El enlace es este y en él Carlos García-Hoz, director general creativo de 101, reconoce de una forma desenfadada, amena y muy ilustrativa que había realizado un experimento: comprar 5.000 fans por 297 euros (mi amigo adquirió la misma cifra por 30).

García-Hoz explica que en poco más de 48 horas ya tenía los 5.000 fans uno detrás de otro pero llegó a la conclusión de que “no había amor, ni relación, ni emoción”. Es decir, no dejaron comentarios ni interactuaron en la página. El número de personas hablando de su marca eran dos. De 5.063 fans no está mal.

Un paso más

Mi amigo quiso ir un paso allá en ese experimento: con una página de Facebook ya en marcha (el director creativo de la agencia 101 la creó sólo para ese experimento) y con publicaciones diarias de los artículos de la web de Sana Sana, su objetivo era demostrar si la compra de fans incrementaría el tráfico a la web.

Al igual que con el experimento de García-Hoz, Toño Sangiao también comprobó que la interacción en la página de Facebook de Sana Sana era nula tras la compra de los fans. “A los cuatro días de realizar el pago ya tenía 5.000 fans, todos de habla hispana y la mayoría de entre 13 y 17 años. Un par de días después subieron 700 más. El chico al que se los compré me había mandado un mail en el que explicaba que no siempre la cifra se ajustaba a la acordada. En este caso se pasó un poco”, explica con una sonrisa.

“Los nuevos fans que he comprado no interactúan. No comentan las publicaciones que hemos ido haciendo. Puedo tener dos o tres comentarios más de los que tenía cuando sólo había 100 fans”, reconoce. En estos momentos, con más de 5.700 fans, la cifra de gente que está hablando de Sana Sana en su página de Facebook es de seis personas.

Sin interacción

Pero al contrario que con el experimento del director creativo de 101, en este caso la página de Facebook de Sana Sana realiza varias actualizaciones todos los días con los artículos que publica en la web.

Ya sabemos que interacción, lo que se dice interacción, de los fans comprados brilla por su ausencia en la página de Facebook. Pero ¿esos fans pinchan en los enlaces? ¿Visitan los contenidos? ¿Ha habido un incremento de tráfico a la página web de Sana Sana tras adquirir 5.000 fans? “Nada de nada”, contesta Toño Sangiao. “No hemos notado más visitas. Ni un 1% más que serían 50 visitas más al día. Nada”, sentencia.
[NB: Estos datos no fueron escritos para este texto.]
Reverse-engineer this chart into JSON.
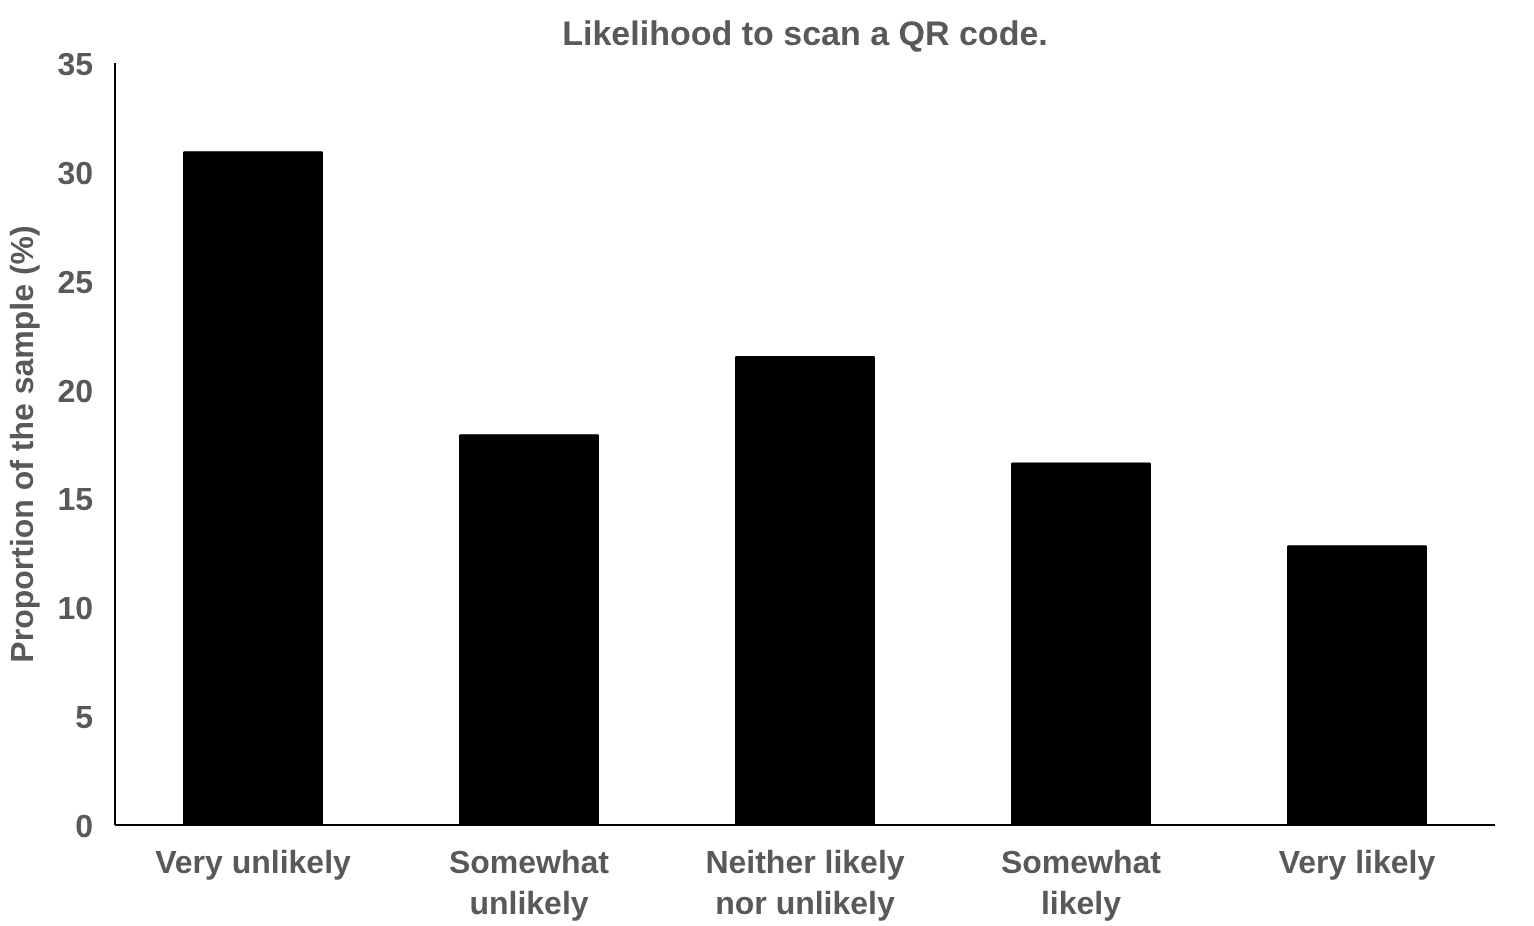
{
  "chart_data": {
    "type": "bar",
    "title": "Likelihood to scan a QR code.",
    "ylabel": "Proportion of the sample (%)",
    "categories": [
      "Very unlikely",
      "Somewhat unlikely",
      "Neither likely nor unlikely",
      "Somewhat likely",
      "Very likely"
    ],
    "values": [
      30.9,
      17.9,
      21.5,
      16.6,
      12.8
    ],
    "color": "#000000",
    "ylim": [
      0,
      35
    ],
    "yticks": [
      0,
      5,
      10,
      15,
      20,
      25,
      30,
      35
    ],
    "grid": false
  }
}
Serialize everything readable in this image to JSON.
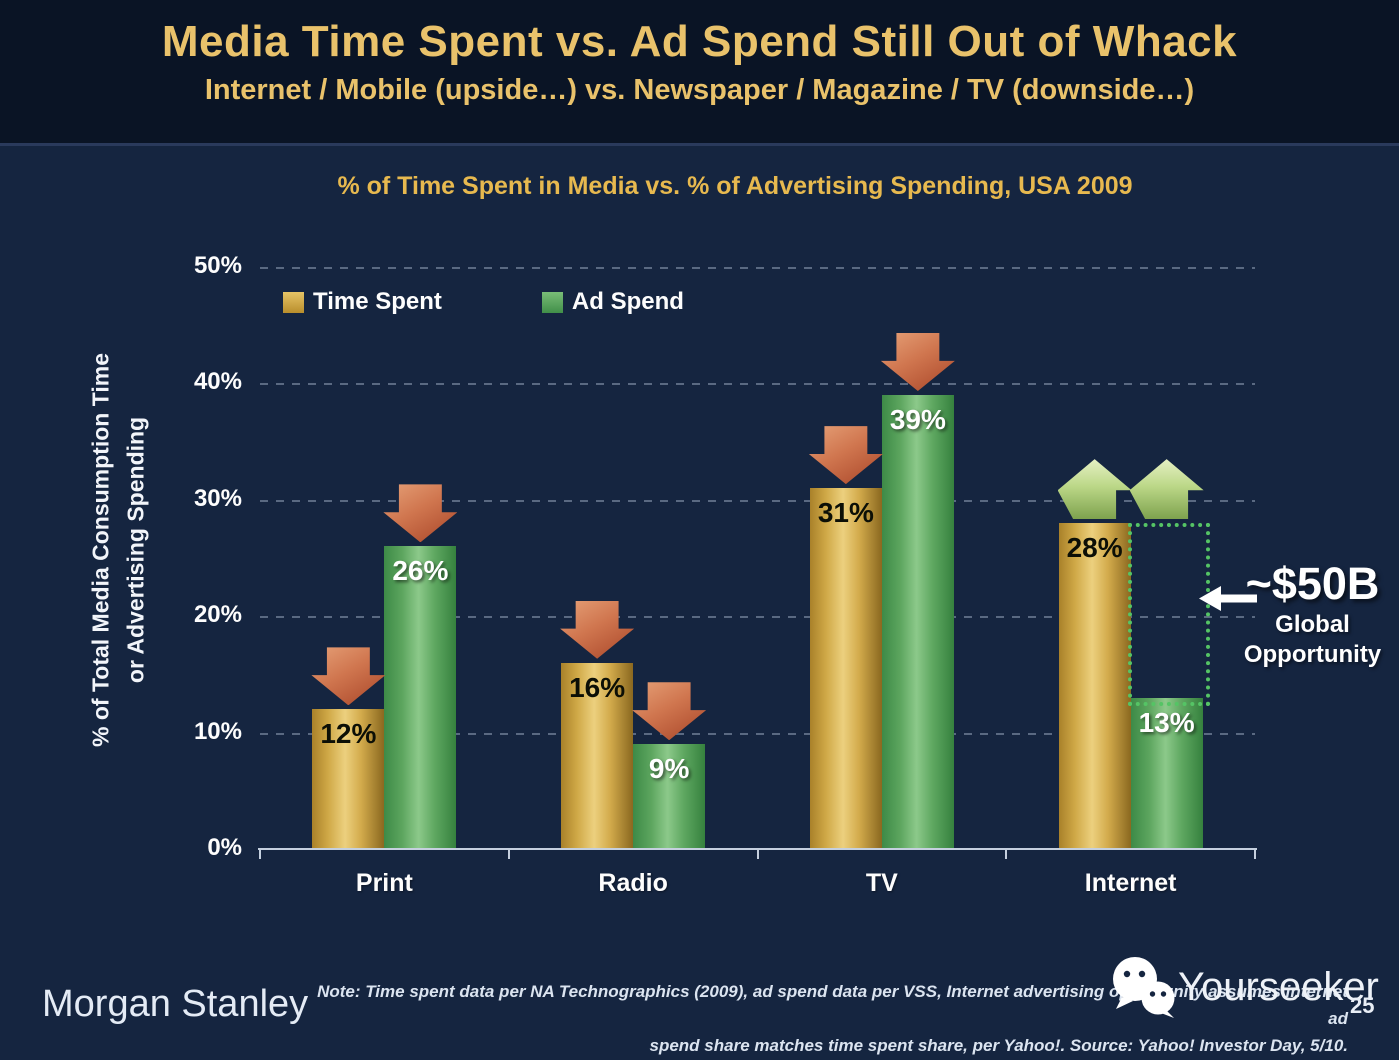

Lo que no sabe, afirma entre risas, es que si puede haber influido que cogiese el precio más bajo que encontró en internet para comprar fans. Claro, será por eso.

 

PD. Para realizar este artículo investigué un poco y la verdad es que hay un submundo de páginas que se dedican exclusivamente a vender fans y seguidores en Facebook y Twitter y hasta visualizaciones en Youtube. Y si las hay es porque hay demanda: este tipo de compra es un fenómeno oculto del que se habla poco, pero está creciendo.

Existen numerosas webs que reconocen abiertamente que la cantidad de fans o seguidores que las marcas tengan en las redes sociales se ha convertido en un indicador de popularidad. “El número de fans de una página en Facebook es muy significativo, en función de dicho número se determina la importancia de la página”, afirma una de ellas. La cantidad es importante. Nadie lo duda. Pero, ¿y la calidad?

Mentiras

Otras mienten como bellacas. “Invertir en la captación de nuevos fans con nuestro servicio es una de las mejores estrategias para aumentar la notoriedad de su marca en Facebook y además a nivel global”, indica una de estas webs mágicas en su texto promocional.

Otra va un poco más allá. “Al tener más seguidores en tu página de Facebook todas tus publicaciones tendrán un mayor alcance y por lo tanto una mayor cantidad de visualizaciones por comentario publicado”, promete. Ahora ya nadie duda de que está prometiendo algo que después no se va a cumplir.

Visto, o mejor dicho, leído todo lo anterior, tampoco ya nadie puede dudar de que los atajos no suelen ser buenos. Intentar conseguir una reputación en internet con subterfugios y engañando tampoco lo es.